-
Type: Bug
-
Resolution: Done
-
Priority: Critical - P2
-
Affects Version/s: 2.0.2, 2.0.5
-
Component/s: Replication
-
Environment:Debian stable with latest .deb from 10gen
-
Linux
I have two machines running mongos locally which connects to 4 replicasets in a sharded environment.
One set has a primary, secondary and arbiter. Sometimes when I flip secondary / primary mongos has troubles figuring out which one is the primary.
The new primary was elected when I used rs.reconfigure() to put a new priority on the other.
This is what the error looks like after switching primary:
Wed May 23 11:14:28 [conn386] DBException in process: could not initialize cursor across all shards because : socket exception @ DuegoB/mongo1:27017,mongo4:27017Wed May 23 11:14:29 [conn389] ns: xxx.communications could not initialize cursor across all shards because : stale config detected for ns: xxx.communications ParallelCursor::_init @ DuegoB/mongo1:27017,mongo4:27017 attempt: 0
Also see attached mongos.log on what happens sometimes when I try to restart mongos (since it never seemed to found the new primary)

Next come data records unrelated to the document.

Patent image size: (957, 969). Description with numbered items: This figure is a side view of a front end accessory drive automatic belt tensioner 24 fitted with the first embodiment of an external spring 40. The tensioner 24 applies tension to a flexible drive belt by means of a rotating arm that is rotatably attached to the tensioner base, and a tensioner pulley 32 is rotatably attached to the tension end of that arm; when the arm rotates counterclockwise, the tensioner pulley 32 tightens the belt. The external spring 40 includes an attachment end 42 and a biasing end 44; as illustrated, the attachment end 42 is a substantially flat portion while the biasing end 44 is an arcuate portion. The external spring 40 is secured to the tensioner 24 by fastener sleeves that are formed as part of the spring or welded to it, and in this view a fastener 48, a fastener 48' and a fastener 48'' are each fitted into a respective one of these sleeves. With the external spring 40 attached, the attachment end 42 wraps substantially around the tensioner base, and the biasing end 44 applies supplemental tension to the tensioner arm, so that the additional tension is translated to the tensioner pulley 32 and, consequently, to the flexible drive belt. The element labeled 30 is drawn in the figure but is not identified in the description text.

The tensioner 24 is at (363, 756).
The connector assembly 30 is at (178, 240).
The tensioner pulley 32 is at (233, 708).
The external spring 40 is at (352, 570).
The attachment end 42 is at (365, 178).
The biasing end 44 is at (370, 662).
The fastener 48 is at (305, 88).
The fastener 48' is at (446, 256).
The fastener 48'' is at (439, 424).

It freezes up and never restarts.
Another weird entry in that log is:
Wed May 23 11:15:55 [conn458] Socket say send() errno:32 Broken pipe 172.16.49.111:27017
Wed May 23 11:15:55 [conn458] DBException in process: could not initialize cursor across all shards because : socket exception @ Duego2/mongo2:27027,mongo3:27027
We
Where 172.16.49.111 is one of the servers in the replicaset that switched primary. But the log also mentions Duego2/mongo2:27027,mongo3:27027 which is not part of this set?